Always a perennial favorite part of the Wild West Show first introduced in the original 1905 show, Native American performers attack the settlers wagon train complete with plenty of loud blank gunfire, black powder smoke and swirling dust. The act was seen in a number of subsequent movie scenes.

 

 

Native Americans were principally playing themselves in a number of 101 Bison westerns filmed at Inceville near present day Santa Monica, CA. around 1912. Indians, cowboys and livestock from the 101 Ranch provided authenticity not found in other early westerns.

 

 

During the early 1900's, Indian men touring with the Wild West Shows received $5 a week in cash while the Millers furnished water and feed for the pony herds, medical care,beef, moccasins and headdresses while women were paid $4 a week as performers.

 

 

Native Americans

Native Americans, particularly the Ponca Tribe, were an important part of 101 Ranch operation. Always welcome at the Miller family residence, they performed in the Wild West Shows and leased a large amount of land to the Ranch that helped comprise the 110,000 acres that the Millers farmed and ranched.

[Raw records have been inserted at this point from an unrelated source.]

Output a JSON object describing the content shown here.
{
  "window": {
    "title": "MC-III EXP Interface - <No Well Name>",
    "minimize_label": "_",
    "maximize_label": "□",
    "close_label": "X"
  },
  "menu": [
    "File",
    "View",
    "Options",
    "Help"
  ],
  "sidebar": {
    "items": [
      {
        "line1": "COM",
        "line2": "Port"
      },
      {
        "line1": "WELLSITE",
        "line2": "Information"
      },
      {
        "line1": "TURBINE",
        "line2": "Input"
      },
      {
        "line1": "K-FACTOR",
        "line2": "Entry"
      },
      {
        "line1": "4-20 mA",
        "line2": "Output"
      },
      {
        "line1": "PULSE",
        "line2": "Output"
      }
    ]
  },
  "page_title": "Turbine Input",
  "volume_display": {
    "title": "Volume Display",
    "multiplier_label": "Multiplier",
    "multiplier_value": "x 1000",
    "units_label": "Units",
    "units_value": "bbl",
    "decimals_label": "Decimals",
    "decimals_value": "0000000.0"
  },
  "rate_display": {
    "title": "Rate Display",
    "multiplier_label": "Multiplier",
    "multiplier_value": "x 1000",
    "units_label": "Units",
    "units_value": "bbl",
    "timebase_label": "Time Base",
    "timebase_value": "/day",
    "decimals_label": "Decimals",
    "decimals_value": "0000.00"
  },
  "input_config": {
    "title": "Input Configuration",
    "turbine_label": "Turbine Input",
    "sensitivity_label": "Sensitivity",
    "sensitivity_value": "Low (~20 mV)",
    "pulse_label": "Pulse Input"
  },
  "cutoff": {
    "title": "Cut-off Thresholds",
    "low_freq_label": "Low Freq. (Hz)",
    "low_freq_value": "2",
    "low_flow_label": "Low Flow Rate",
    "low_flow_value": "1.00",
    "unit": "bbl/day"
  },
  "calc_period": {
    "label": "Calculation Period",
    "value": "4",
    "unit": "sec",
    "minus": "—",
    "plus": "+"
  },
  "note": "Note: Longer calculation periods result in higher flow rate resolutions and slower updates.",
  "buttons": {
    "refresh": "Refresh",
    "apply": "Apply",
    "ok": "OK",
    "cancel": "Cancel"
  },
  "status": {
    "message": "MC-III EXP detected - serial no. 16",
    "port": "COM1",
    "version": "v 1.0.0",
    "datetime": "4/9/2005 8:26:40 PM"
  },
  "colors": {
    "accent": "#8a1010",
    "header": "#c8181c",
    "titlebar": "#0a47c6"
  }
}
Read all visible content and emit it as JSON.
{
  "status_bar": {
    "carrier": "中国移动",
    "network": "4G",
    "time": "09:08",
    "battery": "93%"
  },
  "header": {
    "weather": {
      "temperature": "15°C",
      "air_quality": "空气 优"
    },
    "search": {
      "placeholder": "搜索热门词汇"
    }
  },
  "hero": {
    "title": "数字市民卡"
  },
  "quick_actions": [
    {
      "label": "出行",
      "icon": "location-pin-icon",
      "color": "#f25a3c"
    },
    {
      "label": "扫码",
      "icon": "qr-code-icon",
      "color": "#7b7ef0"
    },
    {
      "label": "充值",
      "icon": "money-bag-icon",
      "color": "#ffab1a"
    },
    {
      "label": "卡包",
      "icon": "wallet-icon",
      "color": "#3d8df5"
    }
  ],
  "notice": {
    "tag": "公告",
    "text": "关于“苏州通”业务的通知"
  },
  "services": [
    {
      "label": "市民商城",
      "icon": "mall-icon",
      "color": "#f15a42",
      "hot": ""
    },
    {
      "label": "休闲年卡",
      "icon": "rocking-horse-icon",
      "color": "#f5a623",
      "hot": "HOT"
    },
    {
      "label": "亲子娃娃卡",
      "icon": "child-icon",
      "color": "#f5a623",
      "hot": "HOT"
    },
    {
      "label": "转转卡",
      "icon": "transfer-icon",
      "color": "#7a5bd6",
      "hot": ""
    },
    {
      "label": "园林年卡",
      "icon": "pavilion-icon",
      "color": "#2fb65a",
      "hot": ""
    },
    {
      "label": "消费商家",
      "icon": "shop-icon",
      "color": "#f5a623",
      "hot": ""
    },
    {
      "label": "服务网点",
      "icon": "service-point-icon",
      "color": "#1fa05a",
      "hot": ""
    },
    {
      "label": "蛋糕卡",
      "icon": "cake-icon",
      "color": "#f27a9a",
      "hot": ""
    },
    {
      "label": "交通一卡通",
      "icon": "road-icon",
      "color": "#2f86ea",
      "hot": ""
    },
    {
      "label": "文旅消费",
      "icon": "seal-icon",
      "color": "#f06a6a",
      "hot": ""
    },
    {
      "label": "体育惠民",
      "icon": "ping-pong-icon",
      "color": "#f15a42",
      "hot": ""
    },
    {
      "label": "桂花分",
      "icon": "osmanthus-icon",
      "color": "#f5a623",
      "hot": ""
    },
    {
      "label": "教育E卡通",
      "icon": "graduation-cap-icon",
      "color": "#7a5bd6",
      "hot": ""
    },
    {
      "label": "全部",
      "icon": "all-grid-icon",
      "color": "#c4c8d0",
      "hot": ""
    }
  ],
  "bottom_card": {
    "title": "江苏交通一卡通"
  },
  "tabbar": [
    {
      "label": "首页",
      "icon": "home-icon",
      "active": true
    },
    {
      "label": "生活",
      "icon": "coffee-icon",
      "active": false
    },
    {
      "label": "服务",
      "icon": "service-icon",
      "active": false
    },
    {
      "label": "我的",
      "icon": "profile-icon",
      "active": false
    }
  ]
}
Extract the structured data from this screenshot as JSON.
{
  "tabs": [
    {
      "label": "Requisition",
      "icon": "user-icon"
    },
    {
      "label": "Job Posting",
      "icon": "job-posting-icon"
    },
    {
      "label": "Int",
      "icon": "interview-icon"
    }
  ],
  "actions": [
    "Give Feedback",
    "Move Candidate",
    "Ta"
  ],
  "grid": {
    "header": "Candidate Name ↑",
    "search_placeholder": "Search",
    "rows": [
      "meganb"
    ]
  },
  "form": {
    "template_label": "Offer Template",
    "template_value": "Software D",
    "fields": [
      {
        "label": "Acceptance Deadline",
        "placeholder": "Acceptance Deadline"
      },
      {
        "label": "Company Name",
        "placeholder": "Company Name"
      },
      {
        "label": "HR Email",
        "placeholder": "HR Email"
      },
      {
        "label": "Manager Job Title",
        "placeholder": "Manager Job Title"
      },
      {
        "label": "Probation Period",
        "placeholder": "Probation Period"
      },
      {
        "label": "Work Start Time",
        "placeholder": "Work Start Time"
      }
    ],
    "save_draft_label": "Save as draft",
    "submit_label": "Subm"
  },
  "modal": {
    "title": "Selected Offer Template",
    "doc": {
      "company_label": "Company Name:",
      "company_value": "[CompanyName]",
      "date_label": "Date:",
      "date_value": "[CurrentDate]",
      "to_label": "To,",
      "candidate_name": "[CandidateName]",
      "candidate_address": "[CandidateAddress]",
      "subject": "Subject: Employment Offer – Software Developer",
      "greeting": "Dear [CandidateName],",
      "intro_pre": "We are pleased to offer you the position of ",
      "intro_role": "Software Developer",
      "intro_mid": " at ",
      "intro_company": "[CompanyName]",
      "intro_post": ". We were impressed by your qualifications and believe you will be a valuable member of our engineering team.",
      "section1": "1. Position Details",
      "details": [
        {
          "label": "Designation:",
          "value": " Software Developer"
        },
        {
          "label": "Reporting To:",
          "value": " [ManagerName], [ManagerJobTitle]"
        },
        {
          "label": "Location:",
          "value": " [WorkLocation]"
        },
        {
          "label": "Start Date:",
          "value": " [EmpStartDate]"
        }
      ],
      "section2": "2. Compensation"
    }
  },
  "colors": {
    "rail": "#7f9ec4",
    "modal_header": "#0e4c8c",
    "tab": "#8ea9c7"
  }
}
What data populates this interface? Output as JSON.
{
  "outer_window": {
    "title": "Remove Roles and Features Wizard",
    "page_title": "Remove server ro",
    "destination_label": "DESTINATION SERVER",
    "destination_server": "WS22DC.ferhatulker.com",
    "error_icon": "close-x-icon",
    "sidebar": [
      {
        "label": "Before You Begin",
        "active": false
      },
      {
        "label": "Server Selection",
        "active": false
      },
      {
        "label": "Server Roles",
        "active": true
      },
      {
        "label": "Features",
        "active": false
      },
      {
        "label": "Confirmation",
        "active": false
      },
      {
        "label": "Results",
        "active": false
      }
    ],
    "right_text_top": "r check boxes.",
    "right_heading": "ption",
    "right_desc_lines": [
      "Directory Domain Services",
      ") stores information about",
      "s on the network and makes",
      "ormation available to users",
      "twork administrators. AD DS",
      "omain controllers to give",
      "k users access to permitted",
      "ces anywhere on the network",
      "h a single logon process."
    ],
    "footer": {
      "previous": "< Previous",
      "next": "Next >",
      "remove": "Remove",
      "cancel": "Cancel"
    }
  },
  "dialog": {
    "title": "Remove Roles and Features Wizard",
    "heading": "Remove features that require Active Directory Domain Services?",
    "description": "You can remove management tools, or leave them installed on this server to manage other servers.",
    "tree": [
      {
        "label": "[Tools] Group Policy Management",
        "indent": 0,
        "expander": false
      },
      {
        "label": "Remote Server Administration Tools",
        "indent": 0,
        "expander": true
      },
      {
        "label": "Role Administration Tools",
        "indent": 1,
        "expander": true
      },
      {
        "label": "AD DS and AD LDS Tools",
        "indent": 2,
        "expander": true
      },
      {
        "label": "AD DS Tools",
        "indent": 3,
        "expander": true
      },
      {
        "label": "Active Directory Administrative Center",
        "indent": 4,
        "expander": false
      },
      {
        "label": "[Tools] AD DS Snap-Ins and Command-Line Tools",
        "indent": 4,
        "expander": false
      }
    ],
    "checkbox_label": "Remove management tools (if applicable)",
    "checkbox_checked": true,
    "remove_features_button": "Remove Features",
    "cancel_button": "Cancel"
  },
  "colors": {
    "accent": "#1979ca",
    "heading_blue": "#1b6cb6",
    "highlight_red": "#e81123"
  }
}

During Col. Joe Miller's second marriage, the Ponca Tribe conducted a ceremonial tribal wedding for he and his bride.

 

Princess Wenona

Lillian Francis Smith who preformed as Princess Wenona while with the 101 Ranch Wild West Show from 1911 to 1916. She returned to the ranch late in life but died destitute near it in 1930. Her accomplishments during her performing career equaled or surpassed that of Annie Oakley but unlike Oakley, international recognition escaped her. Her grave was unmarked until the 101 Ranch OTA and its supporters intervened in 1999.